Et puis maintenant que je suis maman, que je vois les autres mamans de mon entourage, dans l’école où je travaille… je réalise qu’en fait non, je ne suis pas vraiment la mère poule que j’imaginais.

  • Je suis ravie de voir mes enfants avec leur papa surtout quand ils rigolent ensemble ou se font des câlins. Je ne ressens aucune jalousie, au contraire. Je  trouve très important qu’un enfant puisse compter autant sur ses deux parents . Et puis c’est pareil avec mes proches et ma famille:  ça me fait plaisir de voir à quel point ils aiment leurs grands parents, leurs tantes, leurs oncles, leurs cousines…

  • J’ai repris le travail aux 2 mois et demi de mes enfants. Évidemment je mentirais si je vous disais que ça a été facile (surtout pour ma fille, j’en parlais justement ici il y a quelques années). Mais dans le fond, j’étais prête à reprendre mon activité. Et puis cette année j’ai pris un temps partiel pour avoir une journée juste avec mon fils.
  • Mes deux enfants sont allés chez une nourrice. Et je lui ai toujours fait confiance. Je ne la bombarde pas de questions le soir. Je ne m’insurge pas d’une griffure ou d’un bleu. Je ne la harcèle pas de coups de fil en journée. Mes enfants ont leurs habitude chez elle, certaines bien différentes de la maison. Tant qu’ils s’y sentent bien, peu importe que ce ne soit pas le même doudou, la même musique pour dormir, la même technique pour faire le rot ou que sais-je ! J’ai eu peur au début que ma fille s’attache trop fort à elle, et m’oublie (rien que ça !). Et puis j’ai vite été tranquillisée. Mes enfants l’adorent, c’est leur nourrice, elle a une place importante dans leur vie. Mais il savent que ce n’est pas leur maman. Je sais qu’ils sont bien avec elle la journée, et ils sont hyper contents quand je viens les chercher le soir. Une maman on n’en a qu’une ! 😊

  • J’accepte de me séparer d’eux pour sortir. Ça se résume à quelques heures car c’est « logistiquement » encore difficile de faire garder les deux. Mais je pourrais les laisser un weekend s’il le fallait.

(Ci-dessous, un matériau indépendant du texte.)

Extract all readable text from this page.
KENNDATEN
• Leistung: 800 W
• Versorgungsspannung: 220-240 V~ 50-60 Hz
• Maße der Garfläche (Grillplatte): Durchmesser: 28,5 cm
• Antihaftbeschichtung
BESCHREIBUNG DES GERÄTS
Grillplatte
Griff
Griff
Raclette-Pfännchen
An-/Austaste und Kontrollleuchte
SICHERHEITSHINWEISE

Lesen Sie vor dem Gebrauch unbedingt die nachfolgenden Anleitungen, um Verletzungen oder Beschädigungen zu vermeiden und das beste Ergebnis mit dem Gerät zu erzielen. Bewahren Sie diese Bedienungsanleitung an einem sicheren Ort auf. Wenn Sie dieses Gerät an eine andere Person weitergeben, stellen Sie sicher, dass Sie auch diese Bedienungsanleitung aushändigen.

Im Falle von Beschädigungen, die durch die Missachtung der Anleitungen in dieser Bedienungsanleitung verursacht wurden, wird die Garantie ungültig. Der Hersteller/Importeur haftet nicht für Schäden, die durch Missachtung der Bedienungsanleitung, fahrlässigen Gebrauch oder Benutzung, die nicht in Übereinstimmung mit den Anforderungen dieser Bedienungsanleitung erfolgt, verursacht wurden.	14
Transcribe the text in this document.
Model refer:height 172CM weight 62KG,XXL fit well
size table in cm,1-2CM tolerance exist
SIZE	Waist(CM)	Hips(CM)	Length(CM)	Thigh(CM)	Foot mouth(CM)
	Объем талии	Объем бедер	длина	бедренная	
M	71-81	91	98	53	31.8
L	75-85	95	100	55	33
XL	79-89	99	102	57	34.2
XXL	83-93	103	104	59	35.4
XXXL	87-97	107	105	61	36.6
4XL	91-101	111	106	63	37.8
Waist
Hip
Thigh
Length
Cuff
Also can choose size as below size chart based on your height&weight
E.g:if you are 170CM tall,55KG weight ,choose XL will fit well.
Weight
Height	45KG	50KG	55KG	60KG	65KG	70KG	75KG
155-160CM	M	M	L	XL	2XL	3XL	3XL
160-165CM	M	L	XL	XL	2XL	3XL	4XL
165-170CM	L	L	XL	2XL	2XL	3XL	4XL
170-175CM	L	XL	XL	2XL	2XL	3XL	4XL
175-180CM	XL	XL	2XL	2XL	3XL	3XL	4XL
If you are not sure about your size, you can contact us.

  • Je ne me précipite pas quand ma fille tombe. Elle se fait des bleus (j’ai une enfant maladroite 😊) mais je n’en fais pas un drame.

  • Je trouve ça important qu’ils vivent des choses sans moi. Mon p’tit bonhomme qui joue avec d’autres enfants chez la nourrice, ma grande pépette qui mange avec ses copains à la cantine ou qui fait des activités à la garderie…

  • Je n’accours pas des que mon fils crie. A 6 mois, il crie pour m’appeler quand il s’ennuie ou veut être porté. Maintenant que je reconnais ses pleurs je sais quand c’est urgent et quand ça l’est moins !

  • Je leur explique tout je parle beaucoup avec eux (même à mon bébé). Je me dis qu’il doivent comprendre le monde dans lequel ils vivent pour pouvoir y vivre heureux et de façon indépendante.

  • C’est essentiel pour moi et leur papa qu’ils apprennent à être indépendants et autonomes. Évidemment nous serons toujours là pour eux (enfin le plus loin possible) mais c’est important qu’ils aient suffisamment confiance en eux pour avancer sans dépendre de nous et se lancer dans tous les projets qu’ils souhaitent. 

J’aime cette citation de Soren Kierkegaard (ça marche pour le père aussi bien sûr!)

La mère aimante apprend à son enfant à marcher seul.

Ps:  ça ne m’empêche pas de les câliner beaucoup , de leur faire des déclarations d’amour tous les jours, d’être la première à m’inquiéter dès qu’ils éternuent et d’être parfois égoïstement triste de les voir grandir si vite et de voir mes bébés s’éloigner… 

Alors je profite à fond d’eux en me disant que c’est tout de même chouette de les voir grandir et évoluer. Et je suis drôlement fière !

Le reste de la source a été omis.